Note to The Emoji Movie: if you’re going to inundate your film with product placement, at least have it be a well-made alcoholic beverage. Perhaps Sony’s app-plugging cinematic disaster would have more than a 6% on Rotten Tomatoes (and a 10 on Metacritic!) if it had a boozy sponsor and got the critics rip-roaring drunk at screenings.
Not that Old Forester and Kingsman: The Golden Circle serve me to excess at San Diego Comic-Con. They end up pouring me a very reasonable amount of the new Statesman Bourbon the distillery crafted for the film, more than a week before the whiskey’s global release.
The sequel to Matthew Vaughn’s surprise-hit 2014 action comedy brought a big presence to Comic-Con, but their best stunt happens away from the hubbub of the convention center, at the 207 Bar on the ground floor of the Hard Rock Hotel. I find it hard to believe that anything classy could happen at a Hard Rock Hotel—the company’s the poster child for soulless globalization—but when I stroll up to the front door and notice the dim lights and general paucity of people, I feel more of a privileged vibe than I would feel from the weekend’s other press events and secret screenings. There is, after all, something about a speakeasy that still resonates with the American spirit, even all these years after Prohibition. Whether that something is “the thrill of rule-breaking and independence” or “national shame over substance use” is hard to tell.
I step inside the bar and seat myself at a high-top table; I’ve arrived too late to politely insert myself into the discussion Old Forester’s master taster was leading over by some couches. I catch the eye of Michael Braun, another member of the distillery’s crew, and he strides over to get me situated. “Can we get this guy a coin?” he asks the bartender as he shakes my hand.

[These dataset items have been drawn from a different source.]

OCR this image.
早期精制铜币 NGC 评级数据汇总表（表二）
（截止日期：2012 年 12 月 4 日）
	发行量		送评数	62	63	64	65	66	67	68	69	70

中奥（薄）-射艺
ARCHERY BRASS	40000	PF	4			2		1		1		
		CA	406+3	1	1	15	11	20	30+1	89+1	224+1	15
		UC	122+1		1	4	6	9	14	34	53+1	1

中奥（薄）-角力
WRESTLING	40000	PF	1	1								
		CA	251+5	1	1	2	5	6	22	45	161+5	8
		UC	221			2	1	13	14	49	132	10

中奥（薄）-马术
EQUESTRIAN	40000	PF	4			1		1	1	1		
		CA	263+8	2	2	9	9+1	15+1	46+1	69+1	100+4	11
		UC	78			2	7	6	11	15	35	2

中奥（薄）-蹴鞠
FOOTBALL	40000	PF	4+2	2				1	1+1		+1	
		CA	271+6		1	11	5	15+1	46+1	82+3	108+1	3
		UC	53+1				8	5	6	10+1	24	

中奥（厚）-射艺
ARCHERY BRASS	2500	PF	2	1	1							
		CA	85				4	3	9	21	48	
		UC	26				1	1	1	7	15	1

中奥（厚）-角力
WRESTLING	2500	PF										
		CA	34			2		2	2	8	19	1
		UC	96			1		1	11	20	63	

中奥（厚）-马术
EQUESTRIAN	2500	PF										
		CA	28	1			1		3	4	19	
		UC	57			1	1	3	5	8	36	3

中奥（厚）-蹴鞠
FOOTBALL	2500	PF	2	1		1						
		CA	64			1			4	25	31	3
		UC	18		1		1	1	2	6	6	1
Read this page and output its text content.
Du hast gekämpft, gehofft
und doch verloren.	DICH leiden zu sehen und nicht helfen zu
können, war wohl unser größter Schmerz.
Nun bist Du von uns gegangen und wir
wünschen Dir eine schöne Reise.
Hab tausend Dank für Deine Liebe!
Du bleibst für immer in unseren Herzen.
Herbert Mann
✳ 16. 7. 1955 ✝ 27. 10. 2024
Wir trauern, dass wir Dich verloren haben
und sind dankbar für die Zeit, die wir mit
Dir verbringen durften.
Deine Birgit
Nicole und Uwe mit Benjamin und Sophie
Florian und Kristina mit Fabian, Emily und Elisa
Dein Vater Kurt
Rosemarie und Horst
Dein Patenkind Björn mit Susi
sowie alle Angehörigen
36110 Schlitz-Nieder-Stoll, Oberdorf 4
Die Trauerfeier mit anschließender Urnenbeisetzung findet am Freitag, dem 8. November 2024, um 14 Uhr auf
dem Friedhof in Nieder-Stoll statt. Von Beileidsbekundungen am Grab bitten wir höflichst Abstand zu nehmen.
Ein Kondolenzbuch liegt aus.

Anton Chigurh once asked, “What’s the most you ever lost on a coin toss?” I generally don’t bet on such frivolous things I can’t control—I save that money for Shane Ryan’s totally serious, not-ridiculous-at-all sports pools—but here the outcome would determine what cocktail would start my Friday afternoon. The black side of the coin Braun presents me reads “Kingsman” in gold lettering, and the gold side featured an elegant, embossed “S” for “Statesman.” I give it a gentle flip, not wanting the heavy metal to damage anything with a big fall, and it lands Kingsman side up. The British-inspired Kingsman Tea Sling it’ll be.

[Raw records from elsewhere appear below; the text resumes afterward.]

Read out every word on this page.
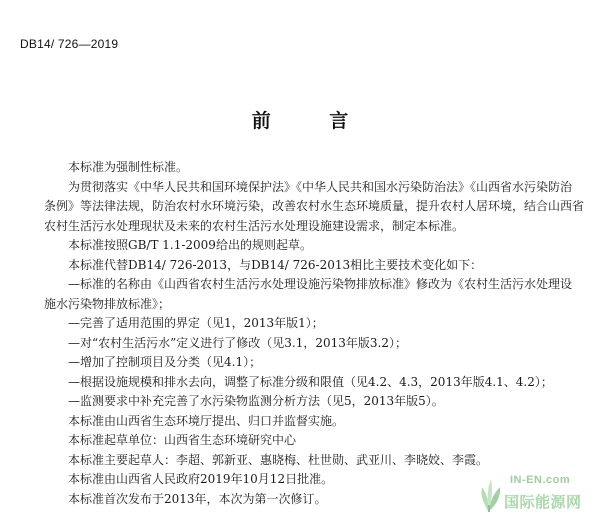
DB14/ 726—2019
前 言
本标准为强制性标准。
为贯彻落实《中华人民共和国环境保护法》《中华人民共和国水污染防治法》《山西省水污染防治
条例》等法律法规，防治农村水环境污染，改善农村水生态环境质量，提升农村人居环境，结合山西省
农村生活污水处理现状及未来的农村生活污水处理设施建设需求，制定本标准。
本标准按照GB/T 1.1-2009给出的规则起草。
本标准代替DB14/ 726-2013，与DB14/ 726-2013相比主要技术变化如下：
—标准的名称由《山西省农村生活污水处理设施污染物排放标准》修改为《农村生活污水处理设
施水污染物排放标准》；
—完善了适用范围的界定（见1，2013年版1）；
—对“农村生活污水”定义进行了修改（见3.1，2013年版3.2）；
—增加了控制项目及分类（见4.1）；
—根据设施规模和排水去向，调整了标准分级和限值（见4.2、4.3，2013年版4.1、4.2）；
—监测要求中补充完善了水污染物监测分析方法（见5，2013年版5）。
本标准由山西省生态环境厅提出、归口并监督实施。
本标准起草单位：山西省生态环境研究中心
本标准主要起草人：李超、郭新亚、惠晓梅、杜世勋、武亚川、李晓姣、李霞。
本标准由山西省人民政府2019年10月12日批准。
本标准首次发布于2013年，本次为第一次修订。
IN-EN.com
国际能源网
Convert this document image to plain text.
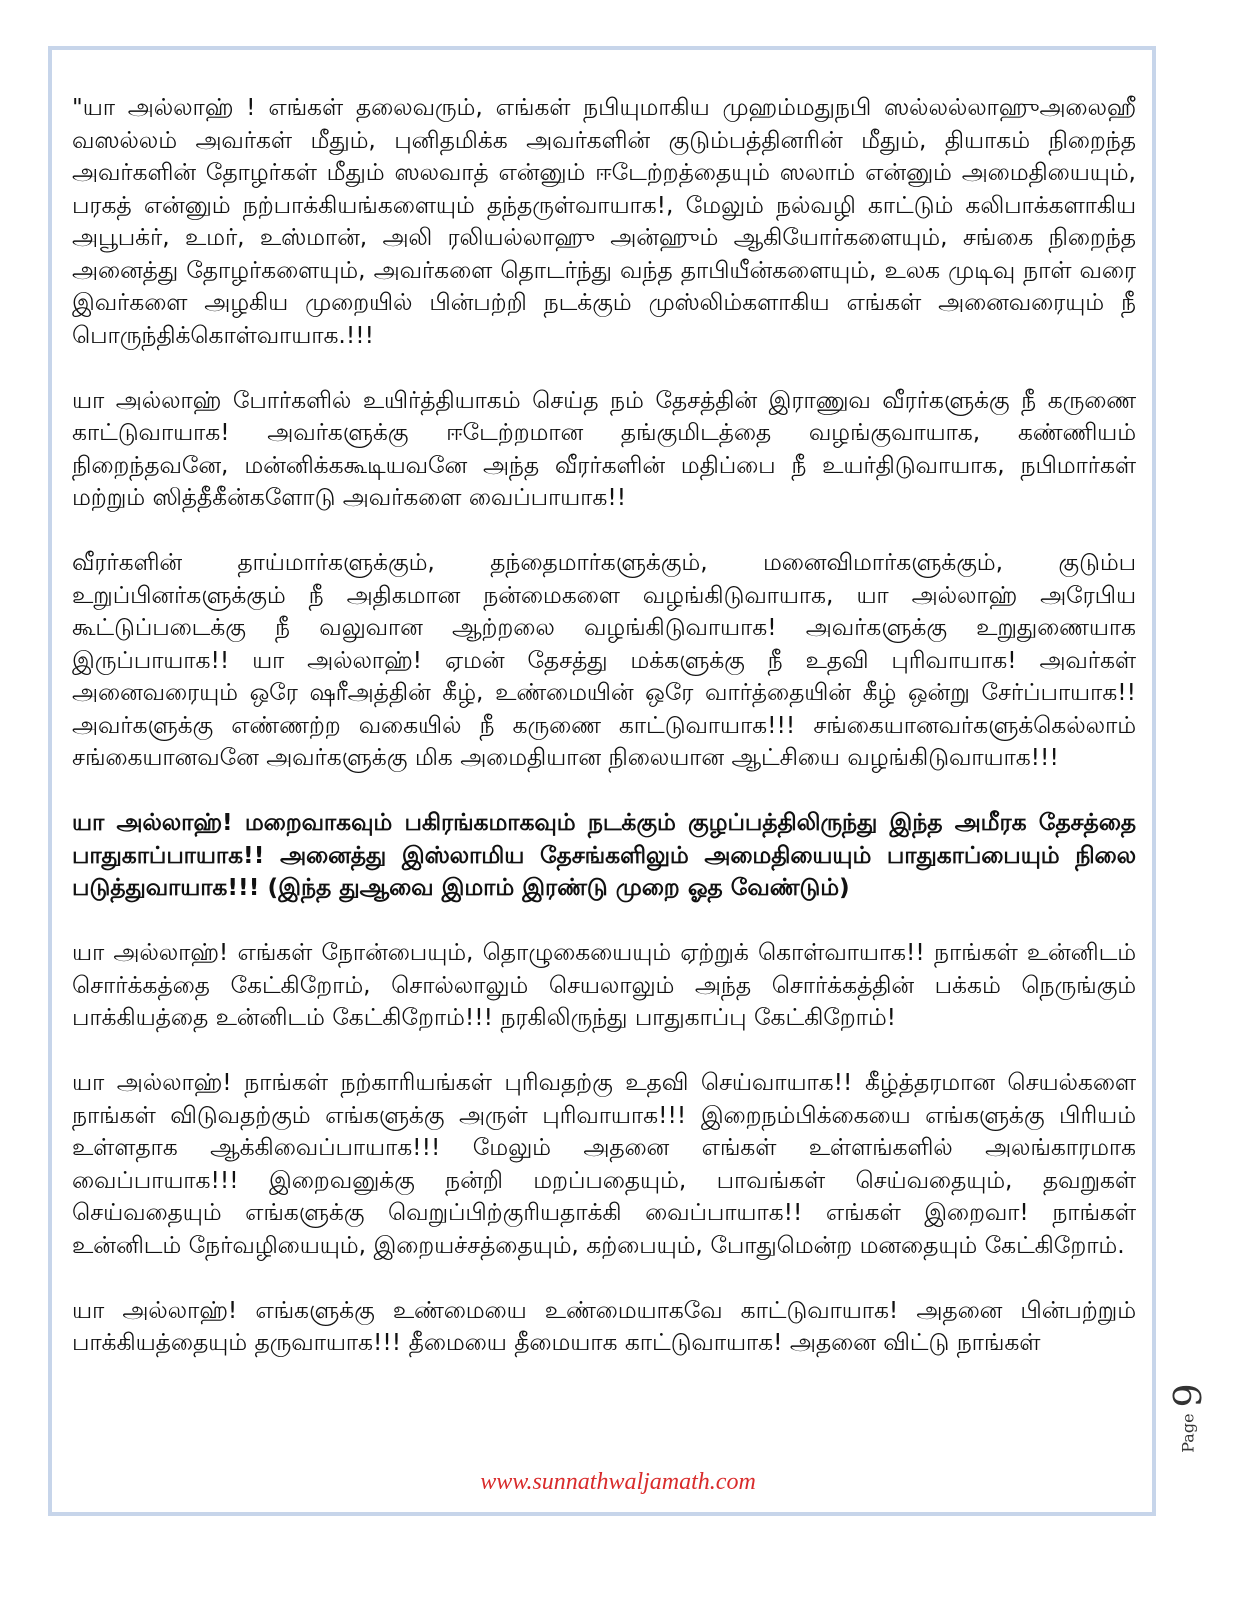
"யா அல்லாஹ் ! எங்கள் தலைவரும், எங்கள் நபியுமாகிய முஹம்மதுநபி ஸல்லல்லாஹுஅலைஹீ வஸல்லம் அவர்கள் மீதும், புனிதமிக்க அவர்களின் குடும்பத்தினரின் மீதும், தியாகம் நிறைந்த அவர்களின் தோழர்கள் மீதும் ஸலவாத் என்னும் ஈடேற்றத்தையும் ஸலாம் என்னும் அமைதியையும், பரகத் என்னும் நற்பாக்கியங்களையும் தந்தருள்வாயாக!, மேலும் நல்வழி காட்டும் கலிபாக்களாகிய அபூபக்ர், உமர், உஸ்மான், அலி ரலியல்லாஹு அன்ஹும் ஆகியோர்களையும், சங்கை நிறைந்த அனைத்து தோழர்களையும், அவர்களை தொடர்ந்து வந்த தாபியீன்களையும், உலக முடிவு நாள் வரை இவர்களை அழகிய முறையில் பின்பற்றி நடக்கும் முஸ்லிம்களாகிய எங்கள் அனைவரையும் நீ பொருந்திக்கொள்வாயாக.!!!

யா அல்லாஹ் போர்களில் உயிர்த்தியாகம் செய்த நம் தேசத்தின் இராணுவ வீரர்களுக்கு நீ கருணை காட்டுவாயாக! அவர்களுக்கு ஈடேற்றமான தங்குமிடத்தை வழங்குவாயாக, கண்ணியம் நிறைந்தவனே, மன்னிக்ககூடியவனே அந்த வீரர்களின் மதிப்பை நீ உயர்திடுவாயாக, நபிமார்கள் மற்றும் ஸித்தீகீன்களோடு அவர்களை வைப்பாயாக!!

வீரர்களின் தாய்மார்களுக்கும், தந்தைமார்களுக்கும், மனைவிமார்களுக்கும், குடும்ப உறுப்பினர்களுக்கும் நீ அதிகமான நன்மைகளை வழங்கிடுவாயாக, யா அல்லாஹ் அரேபிய கூட்டுப்படைக்கு நீ வலுவான ஆற்றலை வழங்கிடுவாயாக! அவர்களுக்கு உறுதுணையாக இருப்பாயாக!! யா அல்லாஹ்! ஏமன் தேசத்து மக்களுக்கு நீ உதவி புரிவாயாக! அவர்கள் அனைவரையும் ஒரே ஷரீஅத்தின் கீழ், உண்மையின் ஒரே வார்த்தையின் கீழ் ஒன்று சேர்ப்பாயாக!! அவர்களுக்கு எண்ணற்ற வகையில் நீ கருணை காட்டுவாயாக!!! சங்கையானவர்களுக்கெல்லாம் சங்கையானவனே அவர்களுக்கு மிக அமைதியான நிலையான ஆட்சியை வழங்கிடுவாயாக!!!

யா அல்லாஹ்! மறைவாகவும் பகிரங்கமாகவும் நடக்கும் குழப்பத்திலிருந்து இந்த அமீரக தேசத்தை பாதுகாப்பாயாக!! அனைத்து இஸ்லாமிய தேசங்களிலும் அமைதியையும் பாதுகாப்பையும் நிலை படுத்துவாயாக!!! (இந்த துஆவை இமாம் இரண்டு முறை ஓத வேண்டும்)

யா அல்லாஹ்! எங்கள் நோன்பையும், தொழுகையையும் ஏற்றுக் கொள்வாயாக!! நாங்கள் உன்னிடம் சொர்க்கத்தை கேட்கிறோம், சொல்லாலும் செயலாலும் அந்த சொர்க்கத்தின் பக்கம் நெருங்கும் பாக்கியத்தை உன்னிடம் கேட்கிறோம்!!! நரகிலிருந்து பாதுகாப்பு கேட்கிறோம்!

யா அல்லாஹ்! நாங்கள் நற்காரியங்கள் புரிவதற்கு உதவி செய்வாயாக!! கீழ்த்தரமான செயல்களை நாங்கள் விடுவதற்கும் எங்களுக்கு அருள் புரிவாயாக!!! இறைநம்பிக்கையை எங்களுக்கு பிரியம் உள்ளதாக ஆக்கிவைப்பாயாக!!! மேலும் அதனை எங்கள் உள்ளங்களில் அலங்காரமாக வைப்பாயாக!!! இறைவனுக்கு நன்றி மறப்பதையும், பாவங்கள் செய்வதையும், தவறுகள் செய்வதையும் எங்களுக்கு வெறுப்பிற்குரியதாக்கி வைப்பாயாக!! எங்கள் இறைவா! நாங்கள் உன்னிடம் நேர்வழியையும், இறையச்சத்தையும், கற்பையும், போதுமென்ற மனதையும் கேட்கிறோம்.

யா அல்லாஹ்! எங்களுக்கு உண்மையை உண்மையாகவே காட்டுவாயாக! அதனை பின்பற்றும் பாக்கியத்தையும் தருவாயாக!!! தீமையை தீமையாக காட்டுவாயாக! அதனை விட்டு நாங்கள்

Page9
www.sunnathwaljamath.com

In case you haven’t seen the trailer, Kingsman: The Golden Circle takes place largely in America after the destruction of the titular British spy organization’s countryside manor headquarters. Their doomsday protocol features a safe that contains a single bottle of bourbon, a secret code that leads Eggsy (Taron Egerton) and Merlin (Mark Strong) to the Statesmen, their counterparts across the Atlantic. The Kingsmen use a tailor shop as their front; the Statesmen use a whiskey distillery. It was, according to a clip I’m shown at the event, the most American business Matthew Vaughn could contemplate.

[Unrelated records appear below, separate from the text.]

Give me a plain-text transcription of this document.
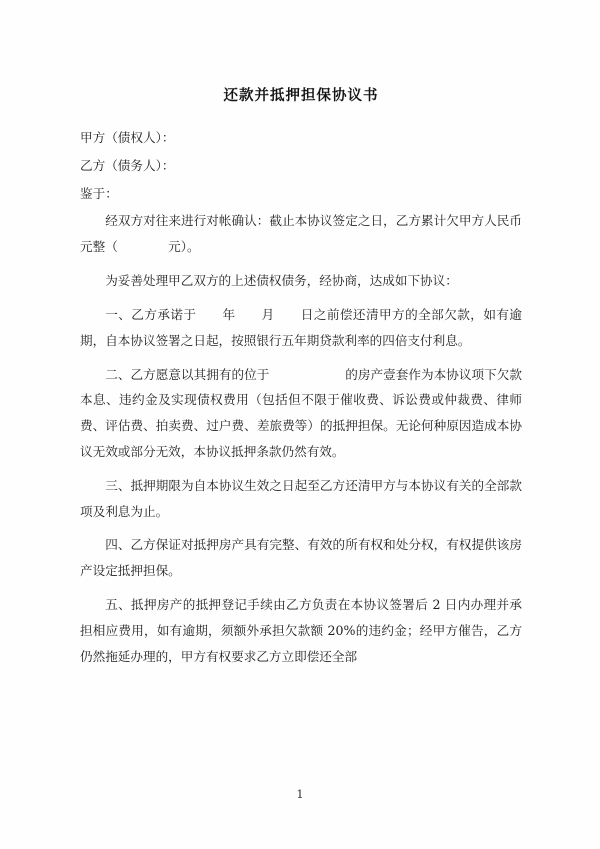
还款并抵押担保协议书

甲方（债权人）：

乙方（债务人）：

鉴于：

经双方对往来进行对帐确认：截止本协议签定之日，乙方累计欠甲方人民币　　　　　元整（　　　　元）。

为妥善处理甲乙双方的上述债权债务，经协商，达成如下协议：

一、乙方承诺于　　年　　月　　日之前偿还清甲方的全部欠款，如有逾期，自本协议签署之日起，按照银行五年期贷款利率的四倍支付利息。

二、乙方愿意以其拥有的位于　　　　　　的房产壹套作为本协议项下欠款本息、违约金及实现债权费用（包括但不限于催收费、诉讼费或仲裁费、律师费、评估费、拍卖费、过户费、差旅费等）的抵押担保。无论何种原因造成本协议无效或部分无效，本协议抵押条款仍然有效。

三、抵押期限为自本协议生效之日起至乙方还清甲方与本协议有关的全部款项及利息为止。

四、乙方保证对抵押房产具有完整、有效的所有权和处分权，有权提供该房产设定抵押担保。

五、抵押房产的抵押登记手续由乙方负责在本协议签署后 2 日内办理并承担相应费用，如有逾期，须额外承担欠款额 20%的违约金；经甲方催告，乙方仍然拖延办理的，甲方有权要求乙方立即偿还全部

1
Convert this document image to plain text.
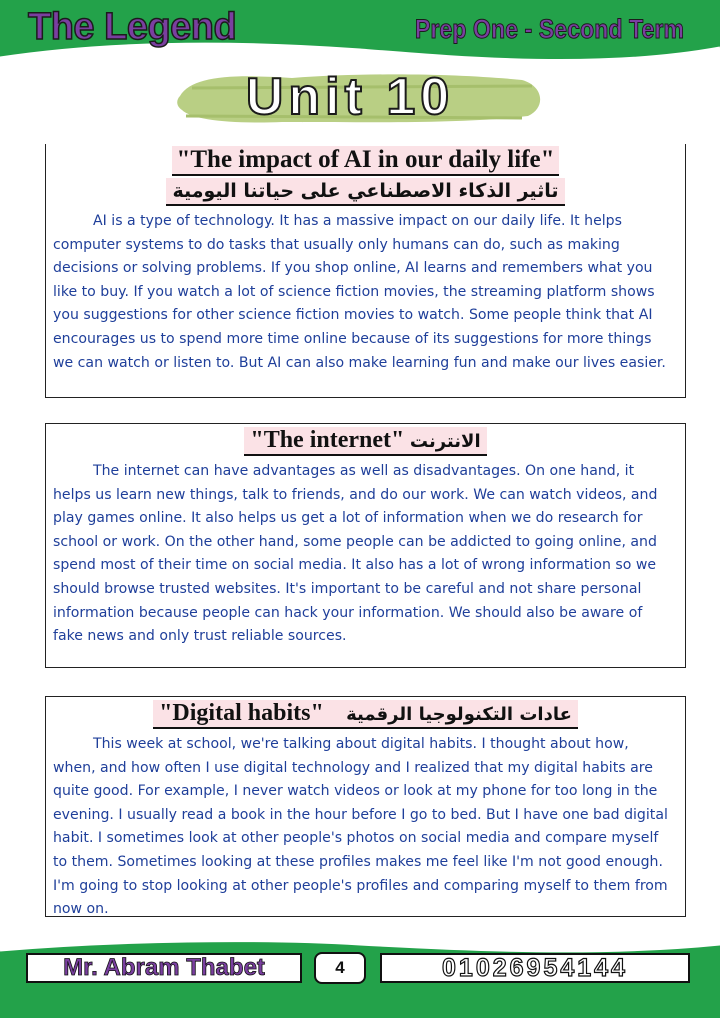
The Legend	Prep One - Second Term
Unit 10
"The impact of AI in our daily life"
تاثير الذكاء الاصطناعي على حياتنا اليومية

AI is a type of technology. It has a massive impact on our daily life. It helps computer systems to do tasks that usually only humans can do, such as making decisions or solving problems. If you shop online, AI learns and remembers what you like to buy. If you watch a lot of science fiction movies, the streaming platform shows you suggestions for other science fiction movies to watch. Some people think that AI encourages us to spend more time online because of its suggestions for more things we can watch or listen to. But AI can also make learning fun and make our lives easier.

"The internet" الانترنت

The internet can have advantages as well as disadvantages. On one hand, it helps us learn new things, talk to friends, and do our work. We can watch videos, and play games online. It also helps us get a lot of information when we do research for school or work. On the other hand, some people can be addicted to going online, and spend most of their time on social media. It also has a lot of wrong information so we should browse trusted websites. It's important to be careful and not share personal information because people can hack your information. We should also be aware of fake news and only trust reliable sources.

"Digital habits" عادات التكنولوجيا الرقمية

This week at school, we're talking about digital habits. I thought about how, when, and how often I use digital technology and I realized that my digital habits are quite good. For example, I never watch videos or look at my phone for too long in the evening. I usually read a book in the hour before I go to bed. But I have one bad digital habit. I sometimes look at other people's photos on social media and compare myself to them. Sometimes looking at these profiles makes me feel like I'm not good enough. I'm going to stop looking at other people's profiles and comparing myself to them from now on.

Mr. Abram Thabet	4	01026954144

But Vaughn, being a filmmaker, knows little about bourbon. So for authenticity’s sake (and, I assume, with the encouragement of 20th Century Fox’s business affairs and marketing teams), he sought out a partner to create a bourbon for the movie. Enter Old Forester, with whom Vaughn fittingly became acquainted at a cocktail party.
“The reason why this made the most sense for Old Forester is that the doomsday protocol was, in the scene, was a bottle of whiskey from 1919,” Braun tells me. “In 1919, there was only one brand of bourbon that this could’ve been, which is Old Forester. ‘Cause Old Forester is the only bourbon that was produced before, during, and after the Prohibition.”